Es folgten wunderbare Jahre im Triathlonsport. Der NRWTV wurde auf mich aufmerksam. Ich wurde in den Ligaausschuss gewählt. In Gladbeck kam Bettina in Tränen aufgelöst unmittelbar vor ihrem Start zu mir. „Meine Schaltung funktioniert nicht.“ Also Werkzeug raus und repariert. Pünktlich als Bettina aus dem Wasser stieg, war ihr Rad wieder fahrbereit. Leider hatte ich durch meine Monteurtätigkeit die Ligaauschusssitzung verpasst. Kommentar vom Ligawart: „ Zur Strafe haben wir Dich ins Ligagericht gewählt.“ Nun denn.

 

Bei einer Veranstaltung in Krefeld kam besagter Ligawart mit dem damaligen Landestrainer zu mir und sagte: „Wir benötigen einen Jugendwart, dass könntest Du doch gut machen. Du musst eigentlich nur Gelder vom LSB verwalten.“ So ging ich mit den gleichen Worten zu meiner Frau. „Das glaubst Du doch selbst nicht, dass es dabei bleibt.“

 

Ich glaubte das wirklich, damals jedenfalls.

 

Schon war ich Jugendwart. Eine wunderbare Zeit schloss sich an. Es war mit einer Menge Arbeit verbunden aber auch eine klasse Zeit. Wir haben viele nette Leute kennen gelernt, mit denen uns heute noch Freundschaften verbinden. Leider kam es in der Zeit dazu, dass es dem Verein Düren 99 immer schlechter ging. Missglückte Fusion mit Schwarz-Weiß Düren, Prunkbau auf der Sportanlage etc.

Letztendlich kam es zum großen Knall. Der neue designierte Vereinsvorsitzende packte mich bei meiner Ehre. „Stimmung machen und Leute absägen ist einfach, aber jetzt musst Du mir auch helfen, den Verein wieder aufzubauen.“ Aus der Nummer kam ich nicht mehr raus.

 

Also wurde ich 2004 Verwaltungsvorsitzender.
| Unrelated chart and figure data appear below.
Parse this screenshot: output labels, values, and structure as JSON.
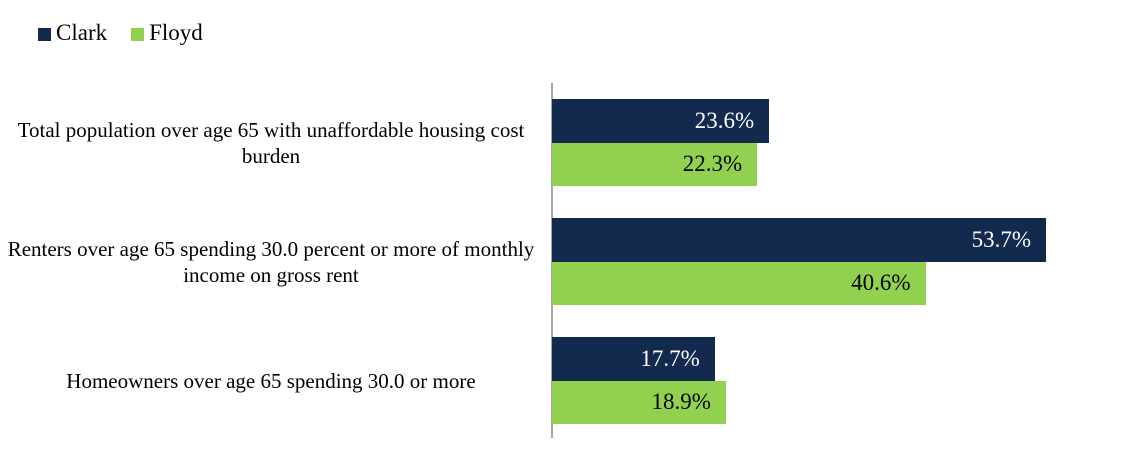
{
  "chart_data": {
    "type": "bar",
    "orientation": "horizontal",
    "title": "",
    "xlabel": "",
    "ylabel": "",
    "xlim": [
      0,
      60
    ],
    "grid": false,
    "legend_position": "top-left",
    "axis_line_color": "#A6A6A6",
    "background_color": "#FFFFFF",
    "categories": [
      "Total population over age 65 with unaffordable housing cost burden",
      "Renters over age 65 spending 30.0 percent or more of monthly income on gross rent",
      "Homeowners over age 65 spending 30.0 or more"
    ],
    "series": [
      {
        "name": "Clark",
        "color": "#122A4D",
        "label_color": "#FFFFFF",
        "values": [
          23.6,
          53.7,
          17.7
        ],
        "labels": [
          "23.6%",
          "53.7%",
          "17.7%"
        ]
      },
      {
        "name": "Floyd",
        "color": "#92D050",
        "label_color": "#000000",
        "values": [
          22.3,
          40.6,
          18.9
        ],
        "labels": [
          "22.3%",
          "40.6%",
          "18.9%"
        ]
      }
    ]
  }
}
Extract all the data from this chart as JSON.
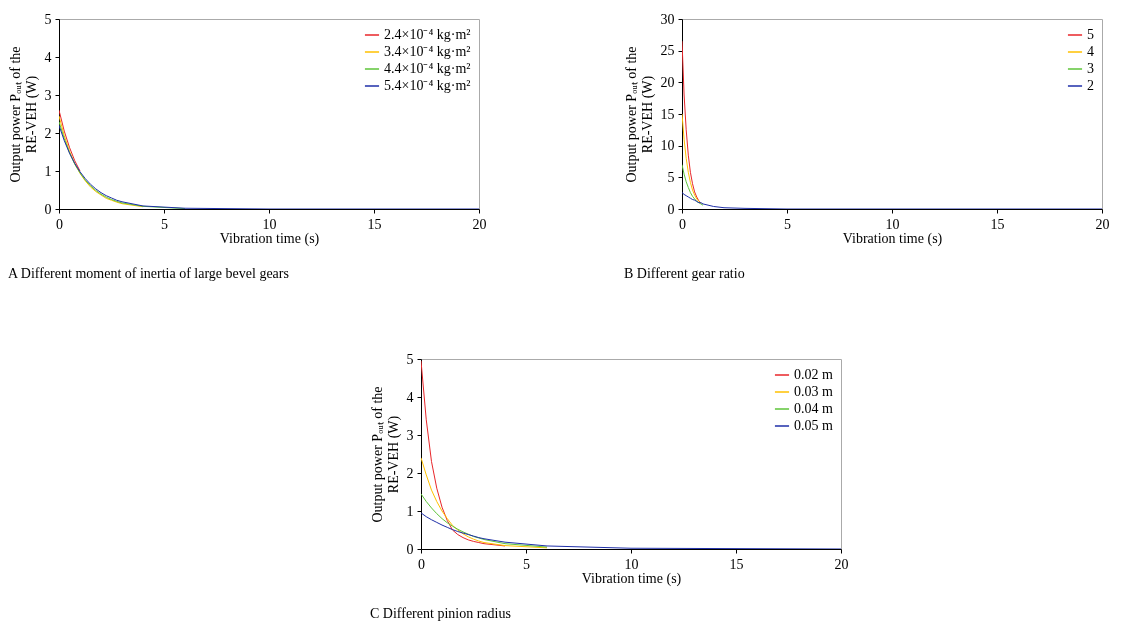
{
  "chart_data": [
    {
      "type": "line",
      "title": "A Different moment of inertia of large bevel gears",
      "xlabel": "Vibration time (s)",
      "ylabel": "Output power Pₒᵤₜ of the RE-VEH (W)",
      "xlim": [
        0,
        20
      ],
      "ylim": [
        0,
        5
      ],
      "xticks": [
        0,
        5,
        10,
        15,
        20
      ],
      "yticks": [
        0,
        1,
        2,
        3,
        4,
        5
      ],
      "grid": false,
      "legend": "top right",
      "series": [
        {
          "name": "2.4×10⁻⁴ kg·m²",
          "color": "#e8262a",
          "x": [
            0,
            0.25,
            0.5,
            0.75,
            1
          ],
          "values": [
            2.6,
            2.05,
            1.62,
            1.27,
            1.0
          ]
        },
        {
          "name": "3.4×10⁻⁴ kg·m²",
          "color": "#ffc000",
          "x": [
            0,
            0.25,
            0.5,
            0.75,
            1,
            1.25,
            1.5,
            1.75,
            2,
            2.25,
            2.5,
            2.75,
            3,
            4
          ],
          "values": [
            2.45,
            1.93,
            1.52,
            1.19,
            0.94,
            0.74,
            0.58,
            0.46,
            0.37,
            0.28,
            0.23,
            0.18,
            0.14,
            0.06
          ]
        },
        {
          "name": "4.4×10⁻⁴ kg·m²",
          "color": "#5ec43a",
          "x": [
            0,
            0.25,
            0.5,
            0.75,
            1,
            1.25,
            1.5,
            1.75,
            2,
            2.25,
            2.5,
            2.75,
            3,
            4,
            6
          ],
          "values": [
            2.3,
            1.85,
            1.48,
            1.18,
            0.95,
            0.76,
            0.61,
            0.49,
            0.39,
            0.31,
            0.25,
            0.2,
            0.16,
            0.07,
            0.01
          ]
        },
        {
          "name": "5.4×10⁻⁴ kg·m²",
          "color": "#1f2fa8",
          "x": [
            0,
            0.25,
            0.5,
            0.75,
            1,
            1.25,
            1.5,
            1.75,
            2,
            2.25,
            2.5,
            2.75,
            3,
            4,
            6,
            10,
            20
          ],
          "values": [
            2.2,
            1.8,
            1.47,
            1.2,
            0.98,
            0.8,
            0.65,
            0.53,
            0.43,
            0.35,
            0.29,
            0.23,
            0.19,
            0.08,
            0.02,
            0,
            0
          ]
        }
      ]
    },
    {
      "type": "line",
      "title": "B Different gear ratio",
      "xlabel": "Vibration time (s)",
      "ylabel": "Output power Pₒᵤₜ of the RE-VEH (W)",
      "xlim": [
        0,
        20
      ],
      "ylim": [
        0,
        30
      ],
      "xticks": [
        0,
        5,
        10,
        15,
        20
      ],
      "yticks": [
        0,
        5,
        10,
        15,
        20,
        25,
        30
      ],
      "grid": false,
      "legend": "top right",
      "series": [
        {
          "name": "5",
          "color": "#e8262a",
          "x": [
            0,
            0.1,
            0.2,
            0.3,
            0.4,
            0.5,
            0.6,
            0.7,
            0.8,
            0.9
          ],
          "values": [
            26.5,
            18,
            12.5,
            8.5,
            5.8,
            4,
            2.7,
            1.9,
            1.3,
            0.9
          ]
        },
        {
          "name": "4",
          "color": "#ffc000",
          "x": [
            0,
            0.1,
            0.2,
            0.3,
            0.4,
            0.5,
            0.6,
            0.7,
            0.8,
            0.9
          ],
          "values": [
            15,
            11,
            8,
            5.8,
            4.2,
            3,
            2.2,
            1.6,
            1.2,
            0.9
          ]
        },
        {
          "name": "3",
          "color": "#5ec43a",
          "x": [
            0,
            0.1,
            0.2,
            0.3,
            0.4,
            0.5,
            0.6,
            0.7,
            0.8,
            0.9,
            1.0
          ],
          "values": [
            7,
            5.5,
            4.3,
            3.4,
            2.6,
            2,
            1.6,
            1.2,
            1,
            0.8,
            0.6
          ]
        },
        {
          "name": "2",
          "color": "#1f2fa8",
          "x": [
            0,
            0.1,
            0.2,
            0.3,
            0.4,
            0.5,
            0.6,
            0.7,
            0.8,
            0.9,
            1.0,
            1.5,
            2,
            3,
            5,
            10,
            20
          ],
          "values": [
            2.6,
            2.3,
            2.1,
            1.9,
            1.7,
            1.5,
            1.4,
            1.2,
            1.0,
            1.0,
            0.8,
            0.4,
            0.2,
            0.1,
            0,
            0,
            0
          ]
        }
      ]
    },
    {
      "type": "line",
      "title": "C Different pinion radius",
      "xlabel": "Vibration time (s)",
      "ylabel": "Output power Pₒᵤₜ of the RE-VEH (W)",
      "xlim": [
        0,
        20
      ],
      "ylim": [
        0,
        5
      ],
      "xticks": [
        0,
        5,
        10,
        15,
        20
      ],
      "yticks": [
        0,
        1,
        2,
        3,
        4,
        5
      ],
      "grid": false,
      "legend": "top right",
      "series": [
        {
          "name": "0.02 m",
          "color": "#e8262a",
          "x": [
            0,
            0.25,
            0.5,
            0.75,
            1,
            1.25,
            1.5,
            1.75,
            2,
            2.25,
            2.5,
            2.75,
            3,
            4
          ],
          "values": [
            4.95,
            3.4,
            2.3,
            1.6,
            1.1,
            0.75,
            0.5,
            0.38,
            0.3,
            0.24,
            0.2,
            0.17,
            0.14,
            0.08
          ]
        },
        {
          "name": "0.03 m",
          "color": "#ffc000",
          "x": [
            0,
            0.25,
            0.5,
            0.75,
            1,
            1.25,
            1.5,
            1.75,
            2,
            2.25,
            2.5,
            2.75,
            3,
            4,
            6
          ],
          "values": [
            2.4,
            1.95,
            1.55,
            1.25,
            1.0,
            0.8,
            0.62,
            0.5,
            0.4,
            0.32,
            0.26,
            0.21,
            0.17,
            0.09,
            0.03
          ]
        },
        {
          "name": "0.04 m",
          "color": "#5ec43a",
          "x": [
            0,
            0.25,
            0.5,
            0.75,
            1,
            1.25,
            1.5,
            1.75,
            2,
            2.25,
            2.5,
            2.75,
            3,
            4,
            6
          ],
          "values": [
            1.45,
            1.25,
            1.08,
            0.93,
            0.8,
            0.69,
            0.6,
            0.52,
            0.45,
            0.39,
            0.33,
            0.29,
            0.25,
            0.14,
            0.05
          ]
        },
        {
          "name": "0.05 m",
          "color": "#1f2fa8",
          "x": [
            0,
            0.25,
            0.5,
            0.75,
            1,
            1.25,
            1.5,
            1.75,
            2,
            2.25,
            2.5,
            2.75,
            3,
            4,
            6,
            10,
            20
          ],
          "values": [
            0.95,
            0.85,
            0.77,
            0.7,
            0.63,
            0.57,
            0.51,
            0.46,
            0.42,
            0.38,
            0.34,
            0.3,
            0.27,
            0.18,
            0.08,
            0.02,
            0
          ]
        }
      ]
    }
  ]
}
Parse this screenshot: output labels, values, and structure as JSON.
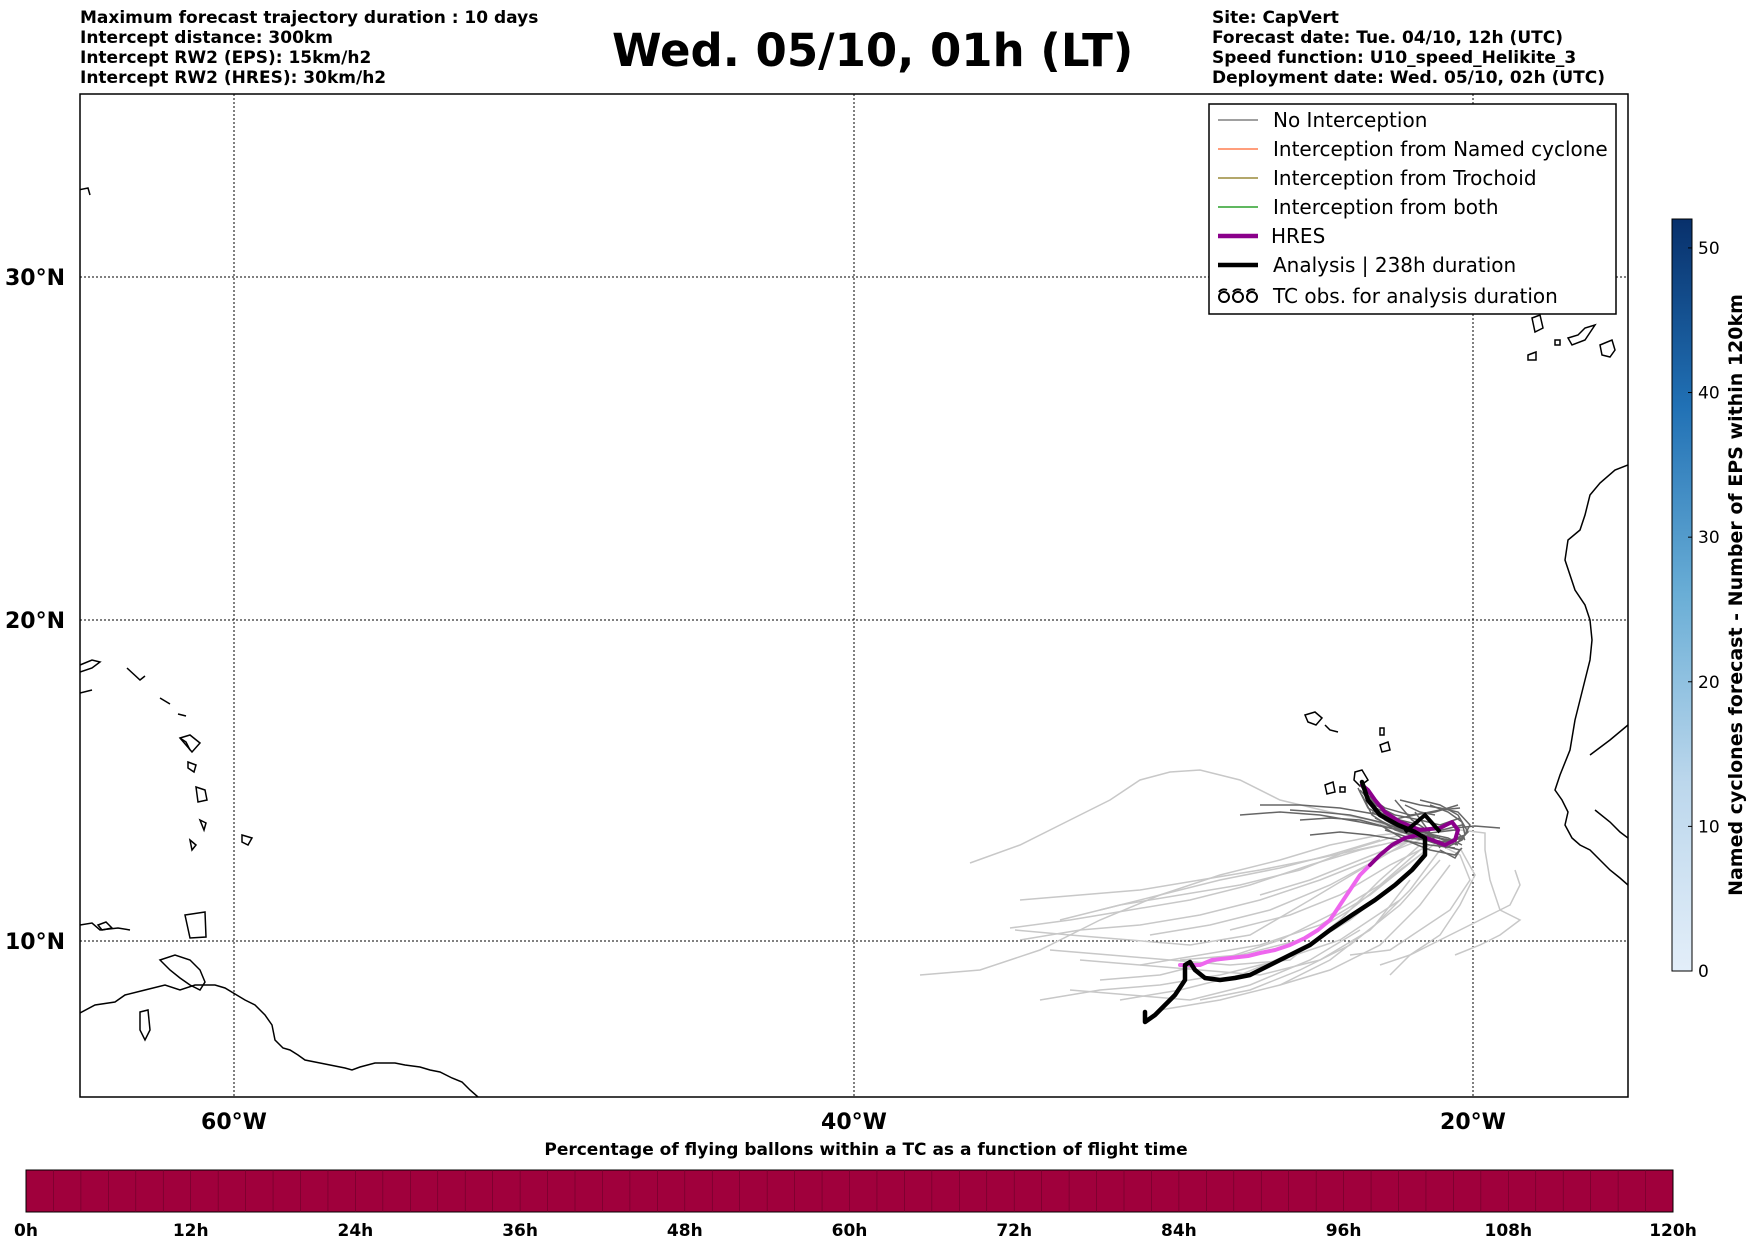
{
  "header": {
    "left_lines": [
      "Maximum forecast trajectory duration : 10 days",
      "Intercept distance: 300km",
      "Intercept RW2 (EPS):  15km/h2",
      "Intercept RW2 (HRES): 30km/h2"
    ],
    "title": "Wed. 05/10, 01h (LT)",
    "right_lines": [
      "Site: CapVert",
      "Forecast date: Tue. 04/10, 12h (UTC)",
      "Speed function: U10_speed_Helikite_3",
      "Deployment date: Wed. 05/10, 02h (UTC)"
    ]
  },
  "map": {
    "lat_labels": [
      "30°N",
      "20°N",
      "10°N"
    ],
    "lon_labels": [
      "60°W",
      "40°W",
      "20°W"
    ],
    "lon_range": [
      -65,
      -15
    ],
    "lat_range": [
      5.1,
      35.5
    ]
  },
  "legend": {
    "items": [
      {
        "label": "No Interception",
        "color": "#808080",
        "style": "thin"
      },
      {
        "label": "Interception from Named cyclone",
        "color": "#ff7f50",
        "style": "thin"
      },
      {
        "label": "Interception from Trochoid",
        "color": "#9a8a3a",
        "style": "thin"
      },
      {
        "label": "Interception from both",
        "color": "#2ca02c",
        "style": "thin"
      },
      {
        "label": "HRES",
        "color": "#8b008b",
        "style": "thick"
      },
      {
        "label": "Analysis | 238h duration",
        "color": "#000000",
        "style": "thick"
      },
      {
        "label": "TC obs. for analysis duration",
        "color": "#000000",
        "style": "tc-symbols"
      }
    ]
  },
  "colorbar_right": {
    "title": "Named cyclones forecast - Number of EPS within 120km",
    "ticks": [
      "0",
      "10",
      "20",
      "30",
      "40",
      "50"
    ],
    "max": 52,
    "color_low": "#e3eef9",
    "color_high": "#08306b"
  },
  "colorbar_bottom": {
    "title": "Percentage of flying ballons within a TC as a function of flight time",
    "ticks": [
      "0h",
      "12h",
      "24h",
      "36h",
      "48h",
      "60h",
      "72h",
      "84h",
      "96h",
      "108h",
      "120h"
    ],
    "fill_color": "#a0003c"
  },
  "colors": {
    "gray_light": "#c8c8c8",
    "gray_dark": "#666666",
    "hres_purple": "#8b008b",
    "hres_pink": "#ee66ee",
    "analysis": "#000000"
  }
}
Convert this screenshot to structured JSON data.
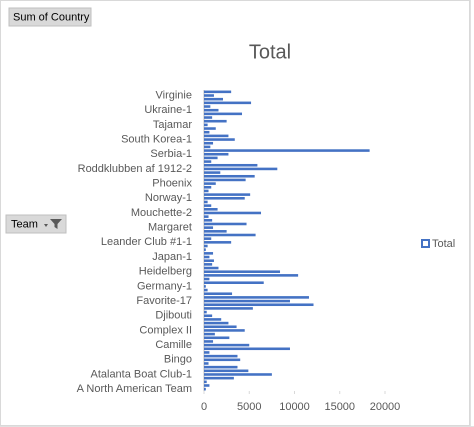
{
  "chart_data": {
    "type": "bar",
    "orientation": "horizontal",
    "title": "Total",
    "value_field_button": "Sum of Country",
    "axis_field_button": "Team",
    "categories": [
      "A North American Team",
      null,
      null,
      null,
      "Atalanta Boat Club-1",
      null,
      null,
      null,
      "Bingo",
      null,
      null,
      null,
      "Camille",
      null,
      null,
      null,
      "Complex II",
      null,
      null,
      null,
      "Djibouti",
      null,
      null,
      null,
      "Favorite-17",
      null,
      null,
      null,
      "Germany-1",
      null,
      null,
      null,
      "Heidelberg",
      null,
      null,
      null,
      "Japan-1",
      null,
      null,
      null,
      "Leander Club #1-1",
      null,
      null,
      null,
      "Margaret",
      null,
      null,
      null,
      "Mouchette-2",
      null,
      null,
      null,
      "Norway-1",
      null,
      null,
      null,
      "Phoenix",
      null,
      null,
      null,
      "Roddklubben af 1912-2",
      null,
      null,
      null,
      "Serbia-1",
      null,
      null,
      null,
      "South Korea-1",
      null,
      null,
      null,
      "Tajamar",
      null,
      null,
      null,
      "Ukraine-1",
      null,
      null,
      null,
      "Virginie",
      null
    ],
    "series": [
      {
        "name": "Total",
        "color": "#4472c4",
        "values": [
          200,
          600,
          300,
          3300,
          7500,
          4900,
          3700,
          500,
          4000,
          3700,
          600,
          9500,
          5000,
          1000,
          2800,
          1200,
          4500,
          3600,
          2700,
          1900,
          900,
          300,
          5400,
          12100,
          9500,
          11600,
          3100,
          400,
          200,
          6600,
          600,
          10400,
          8400,
          1600,
          900,
          1100,
          600,
          1000,
          200,
          400,
          3000,
          800,
          5700,
          2500,
          1000,
          4700,
          900,
          500,
          6300,
          1500,
          800,
          400,
          4500,
          5100,
          500,
          800,
          1300,
          4600,
          5600,
          1800,
          8100,
          5900,
          800,
          1500,
          2700,
          18300,
          700,
          1000,
          3400,
          2700,
          600,
          1300,
          400,
          2500,
          900,
          4200,
          1600,
          700,
          5200,
          2100,
          1100,
          3000
        ]
      }
    ],
    "xlim": [
      0,
      20000
    ],
    "xticks": [
      0,
      5000,
      10000,
      15000,
      20000
    ],
    "legend": "right"
  }
}
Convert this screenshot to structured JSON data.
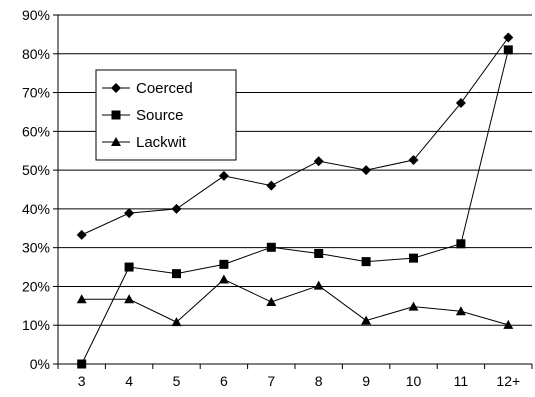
{
  "chart_data": {
    "type": "line",
    "title": "",
    "xlabel": "",
    "ylabel": "",
    "categories": [
      "3",
      "4",
      "5",
      "6",
      "7",
      "8",
      "9",
      "10",
      "11",
      "12+"
    ],
    "y_ticks": [
      "0%",
      "10%",
      "20%",
      "30%",
      "40%",
      "50%",
      "60%",
      "70%",
      "80%",
      "90%"
    ],
    "ylim": [
      0,
      90
    ],
    "y_unit": "%",
    "grid": true,
    "legend_position": "upper-left inside plot",
    "series": [
      {
        "name": "Coerced",
        "marker": "diamond",
        "values": [
          33.3,
          38.9,
          40.0,
          48.5,
          46.0,
          52.3,
          50.0,
          52.6,
          67.3,
          84.2
        ]
      },
      {
        "name": "Source",
        "marker": "square",
        "values": [
          0.0,
          25.0,
          23.3,
          25.7,
          30.1,
          28.5,
          26.4,
          27.3,
          31.0,
          81.0
        ]
      },
      {
        "name": "Lackwit",
        "marker": "triangle",
        "values": [
          16.7,
          16.7,
          10.8,
          21.8,
          16.0,
          20.2,
          11.2,
          14.8,
          13.6,
          10.1
        ]
      }
    ],
    "colors": {
      "line": "#000000",
      "grid": "#000000",
      "background": "#ffffff"
    }
  }
}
Wenn ich vorab geahnt hätte, was da alles auf mich zukommt, hätte ich das nie gemacht. Einen Verein in dieser Größenordnung zu leiten, entspricht der Leitung einer kleinen Firma. Aber, wir haben es angepackt. Der „Erfolg“ stellt sich dann auch sehr bald ein. Wir haben nur knapp 10 Monate benötigt, bis wir Insolvenz anmelden mussten. Auch hier gab es dann wieder Licht am Horizont. Eine Handvoll Leute, die wohl nichts sinnvolleres mit ihrem Geld anzufangen wussten, entschuldete den Verein. So kam es zur Postenanhäufung.

 

Im Moment bin ich im Verein Geschäftsführer. In der Abteilung Kassenwart, Geschäftsführer und Trainer. Nebenher mache ich noch den Kassenwart für die Turn- und Gymnastikabteilung. Da das ja nicht ausreicht, bin ich noch immer im Jugendausschuss beim NRWTV tätig. Hier begleite ich hauptsächlich die zweimal im Jahr stattfindenden Talentsichtungen.

 

Da man ja mit solchen „Kleinigkeiten“ nicht ausgelastet sein kann, kam im Oktober 2006 – zeitgleich mit meiner Pensionierung – noch der Stadtlauf hinzu.

Ach, eins habe ich noch vergessen. Seit September 2007 gehöre ich auch zum Orgakreis für den am 14.09.2008 stattfindenden Indeland-Triathlon. Eine kleine gemütliche Veranstaltung für den Kreis Düren mit geplanten 1.000 Teilnehmern.

 

Am Beckenrand bestehen meine Aufgaben heute daraus, die Triathleten zu betreuen, neue erwachsene Schwimmer und Triathleten an das Schwimmen heran zu führen und junge Menschen auf die Aufnahmeprüfung an der Sporthochschule vorzubereiten. Schwimmveranstaltungen begleite ich als Betreuer. Man erkennt mich leicht am an der Schulter nassen T-Shirt. Das kommt aber nicht immer nur vom Schwimmen…

 

Seit diesem Jahr haben wir auch wieder eine Startgemeinschaft mit dem Brander SV. Wir wollen versuchen in der Landesliga zu bestehen oder gar aufzusteigen. Dabei ist wieder einer von den netten und attraktiven jungen Männern von damals…….!

 

Und mit dem Nachwuchs klappt es auch wieder. Nach 2 Jahren Abstinenz im NachwuchsCup starten wieder 2 Jugendliche 99er.